By Meghana Keshavan
DETROIT (Reuters) - Jury selection began on Tuesday in the trial of seven members of a Midwestern militia accused of plotting to kill police to spark a wider war against the U.S. government.
Calling themselves the Hutaree, the group opposed any government regulation of firearms and explosives and conspired to kill a police officer and then ambush a funeral procession motorcade using homemade explosive devices, a federal indictment unsealed in March 2010 alleges.
The jury in the trial before U.S. District Court Judge Victoria Roberts in Detroit is to remain anonymous to the defendants and public, an unusual measure to protect their safety.
Defense attorneys argue the group was merely engaging in angry expressions of free speech in conversations that were secretly recorded and did not demonstrate real intent to carry out acts of domestic terrorism.
No attacks were carried out.
The court aims to narrow the pool to 50 possible jurors by the end of this week.
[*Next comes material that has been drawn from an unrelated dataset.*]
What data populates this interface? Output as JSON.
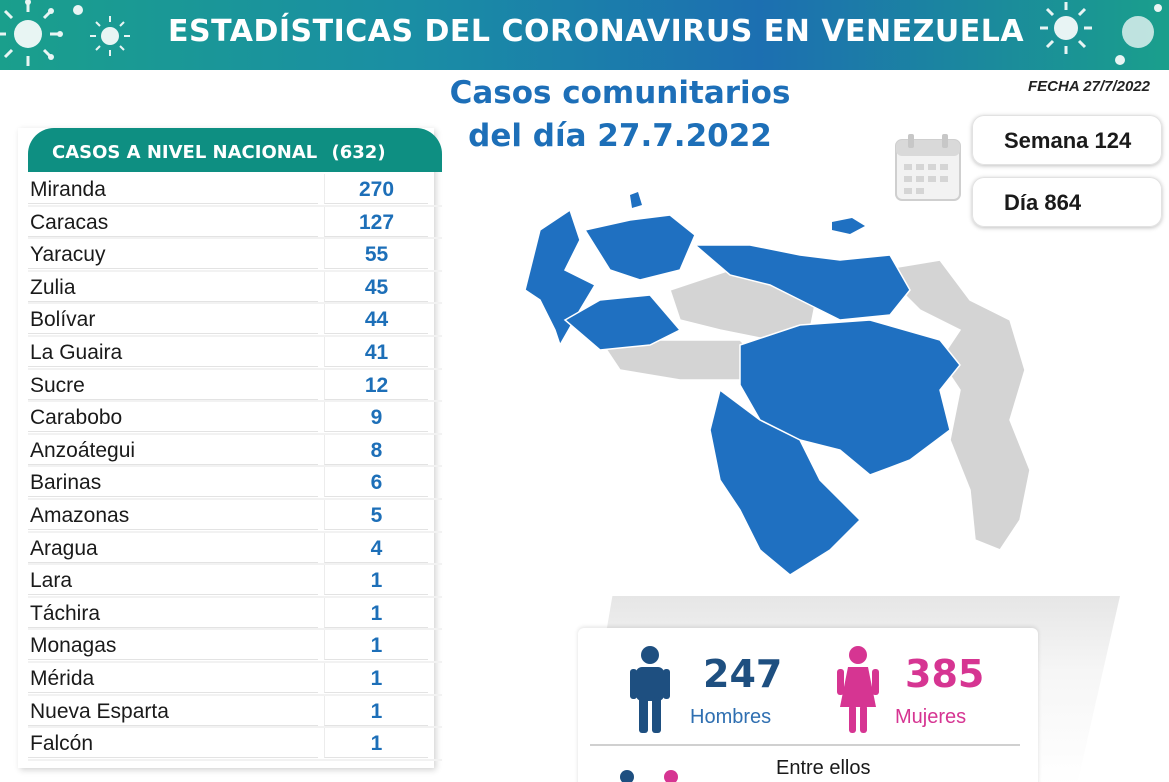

Prosecutors and defense attorneys were due to select the final jury plus alternates on Monday, when opening statements were expected.
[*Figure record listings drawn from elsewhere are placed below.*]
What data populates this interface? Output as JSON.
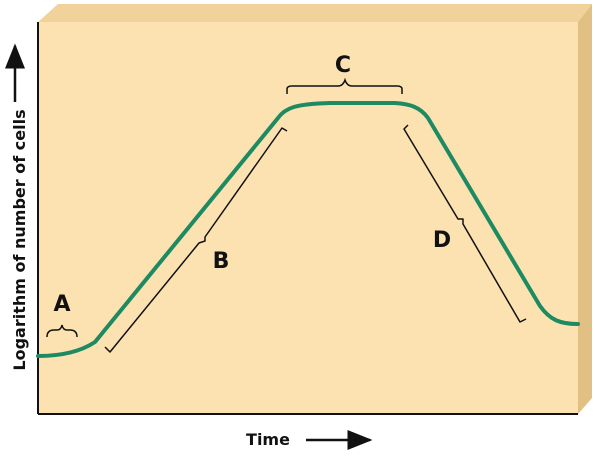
{
  "diagram": {
    "x_axis_label": "Time",
    "y_axis_label": "Logarithm of number of cells",
    "phases": [
      {
        "id": "A"
      },
      {
        "id": "B"
      },
      {
        "id": "C"
      },
      {
        "id": "D"
      }
    ],
    "colors": {
      "panel_face": "#fbe2b0",
      "panel_top": "#f1d29a",
      "panel_side": "#e2bf83",
      "curve": "#1e8a62",
      "axis": "#111111"
    },
    "icons": [
      "x-axis-arrow-icon",
      "y-axis-arrow-icon"
    ]
  }
}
Roberts took the lead questioning prospective jurors on Tuesday, asking about their views on militias and the right to bear arms.
One possible juror who was charged with arson in 1994 for burning down her husband's house told the court she did so after he attempted to sell her daughter for $60,000. Another, a minister, said she believed only business owners and police officers should be allowed to own firearms. "We don't want crazy people walking around with guns," she said.
By the end of the day, 14 prospective jurors were approved for the next phase of selection and seven excused.
The FBI on Monday warned anti-government extremists opposed to taxes and regulations posed a growing threat to state and local law enforcement officers.
While most convictions were mostly for white-collar crimes -- there were 18 convictions each in 2010 and 2011 and 10 in 2009 -- two Arkansas police officers were shot and killed in May 2010 after an argument with a "sovereign citizen" following a traffic stop.
Another fired at but missed a police officer in Texas last year after a traffic stop.
In the case of the Hutaree, prosecutors contend the group had met regularly since 2008 to conduct military style training and were in training for an impending battle. Federal agents seized machine guns, unregistered short-barrel guns, ammunition, explosive devices and materials that could be used to make explosives, according to court documents.
The charges against all seven include sedition, the attempted use of weapons of mass destruction and firearms offenses.
The trial was expected to last six to eight weeks.